Roberts: IBM’s focus is to be a hybrid cloud and an AI company to help clients solve their business problems. That applies across all the different segments of IBM. It particularly applies in the integration space. And we’re at the epicenter of that effort to make our clients successful because integration is so important to them in their various areas of business.
There are some actions that IBM takes at the cross-company, cross-enterprise level. That includes things like the acquisition of Red Hat, for example, that enabled us to bring in OpenShift as the foundation of our hybrid cloud platform.

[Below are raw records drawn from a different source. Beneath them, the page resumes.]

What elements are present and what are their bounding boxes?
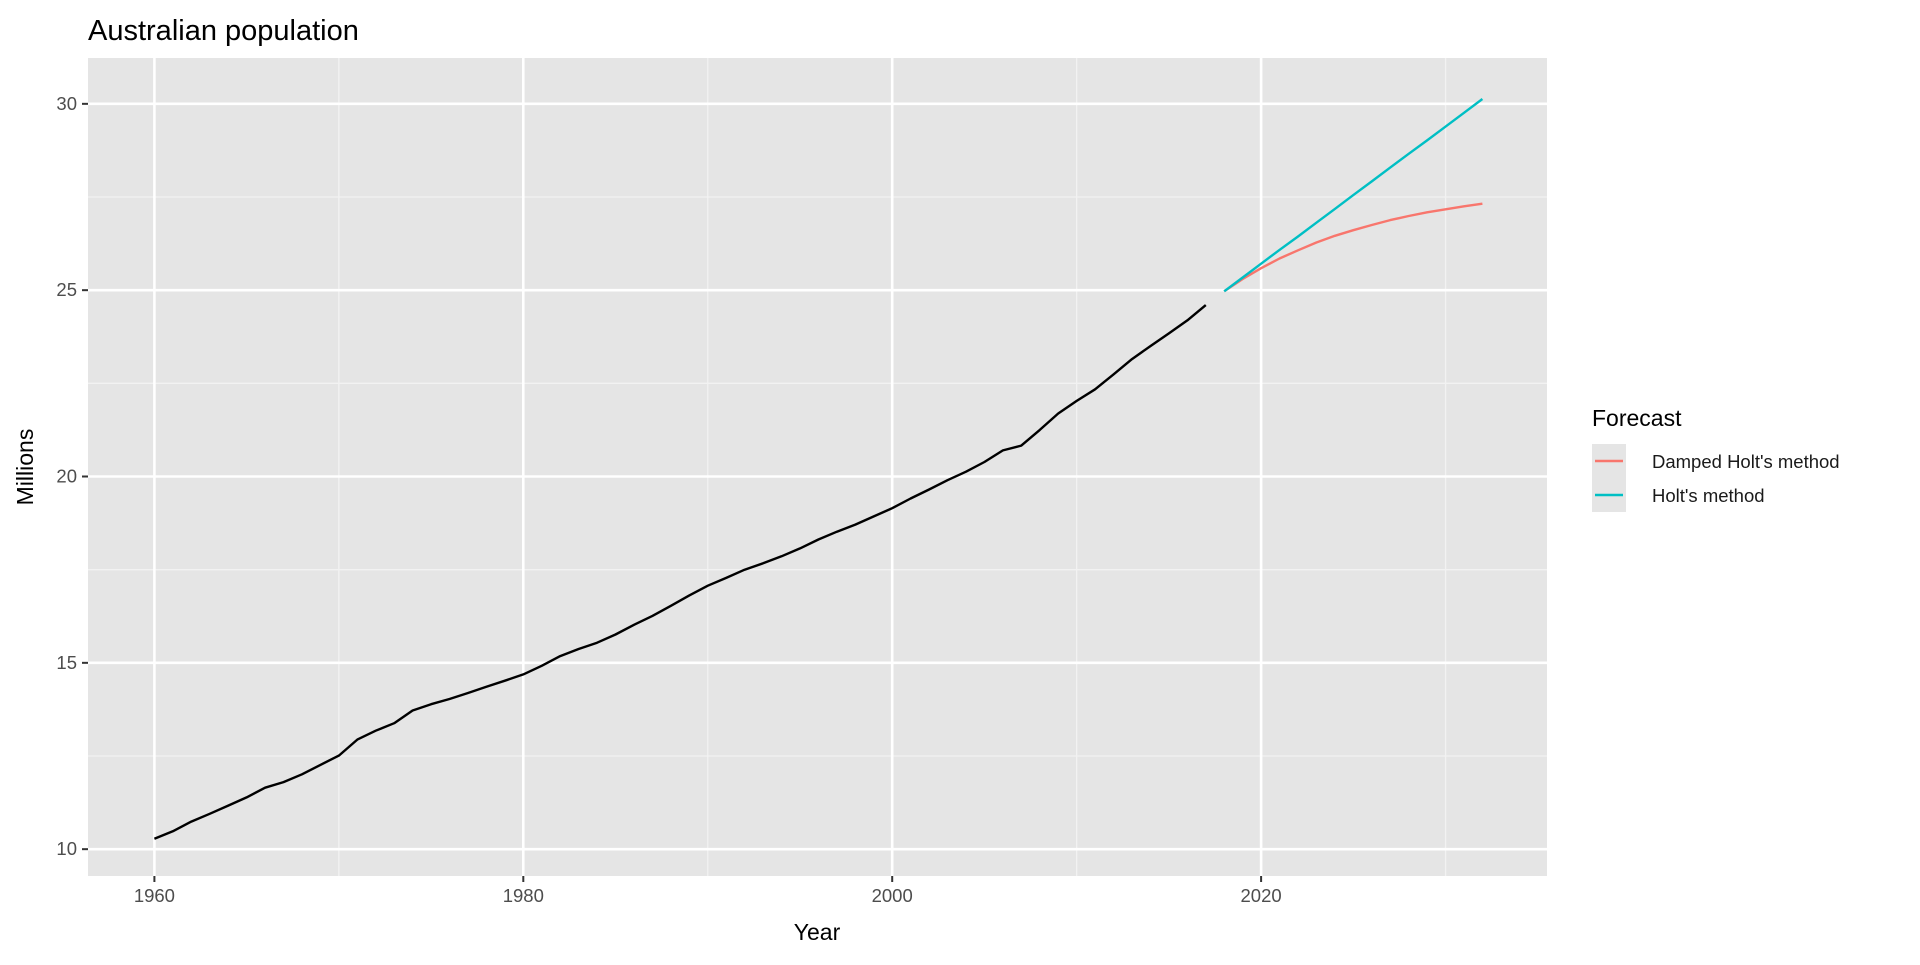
axes: 10 15 20 25 30 1960 1980 2000 2020 (56, 93, 1281, 906)
y-tick-label: 20 (56, 466, 77, 487)
x-tick-label: 1980 (503, 885, 544, 906)
plot-panel (88, 58, 1547, 876)
legend-label-damped: Damped Holt's method (1652, 451, 1840, 472)
y-tick-label: 10 (56, 838, 77, 859)
legend-label-holt: Holt's method (1652, 485, 1765, 506)
series-line-holt (1223, 98, 1484, 293)
legend-title: Forecast (1592, 405, 1682, 431)
y-tick-label: 30 (56, 93, 77, 114)
y-tick-label: 15 (56, 652, 77, 673)
x-tick-label: 2020 (1241, 885, 1282, 906)
grid (88, 58, 1547, 876)
y-tick-label: 25 (56, 279, 77, 300)
series-lines (153, 98, 1484, 840)
legend: Forecast Damped Holt's method Holt's met… (1592, 405, 1840, 512)
y-axis-label: Millions (12, 429, 38, 506)
series-line-damped-holt (1223, 202, 1483, 293)
x-tick-label: 1960 (134, 885, 175, 906)
x-tick-label: 2000 (872, 885, 913, 906)
chart-title: Australian population (88, 15, 359, 47)
x-axis-label: Year (794, 919, 841, 945)
series-line-observed (153, 304, 1207, 840)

We’re also taking leading-edge work, which is done by our IBM Research teams. We’re leveraging their advancements in raw technology and Artificial Intelligence and bringing those developments into the functions and features that we provide as part of the products.
Another kind of cross-IBM perspective is that this isn’t just about the platform, products, and software but also about having skilled consultants and advisors that are able to advise customers on how they apply these things.
So, while our integration portfolio is specifically in the software business, we partner very closely with areas like IBM Consulting and IBM Technology in order to help customers be successful as they deploy these sorts of projects.
RTInsights: Can you give some use case examples of the benefits businesses achieve with IBM integration?
Roberts: One is the Digital Ajman, which is a government agency in one of the United Arab Emirates responsible for digital transformation. They use the IBM Cloud Pak for Integration as the foundation of that digital transformation project. Their goal as an organization is to make it much easier for citizens to interact with the government in a wide range of scenarios and things like digital payments or planning and approvals process for building new homes, for example.
They’ve been focusing on streamlining and simplifying those government processes and going paperless. And through a combination of those various activities with the Cloud Pak for Integration, they’ve actually been able to achieve savings of more than $500,000 US dollars a year, as well as an environmental benefit of saving more than 200 trees worth of paper every year from the reduction in paper.
Another example is a US-based healthcare company called CVS Health. They took a step back and were looking at how they needed to deliver integration within their business and what they needed to do to best support the business goals and agility.
They identified that being successful at hybrid cloud integration is a key enabler for their business success. And having made that observation, they then focused on how they take Cloud Pak Integration as a suite of integration products and use them to help deliver on that goal.
They did a very holistic job. They looked at their patterns, practices, and skills, as well as the raw software. And then, by the end of the journey that they went on, they were actually able to build integrations for around one-third the cost of when they started.
That meant they could do things for a third of the price or in a third of the time, or if you prefer, do three times as many things in the same length of time. That really enabled them to be much more responsive to their business.
A final word
Modern applications and processes require a high level of integration capabilities. The diverse elements that must be brought together in hybrid environments makes the process complex. In many cases, businesses do not have the time, budget, technical expertise, or sheer volume of data specialists to carry out the work.
One key to success is portability, which allows the use of the same tools, the same artifacts, and processes, whether you’re running on-premises or in a public or private cloud. Another critical element is AI-enabled integration. Applying the power of AI inside an integration solution helps automate and optimize common integration tasks.
These are areas where IBM can help. It supports software portability via container-based platforms like Red Hat OpenShift and Kubernetes. And its IBM Cloud Pak for Integration is a complete hybrid integration platform that includes a mix of traditional and modern integration styles and makes extensive use of AI and automation.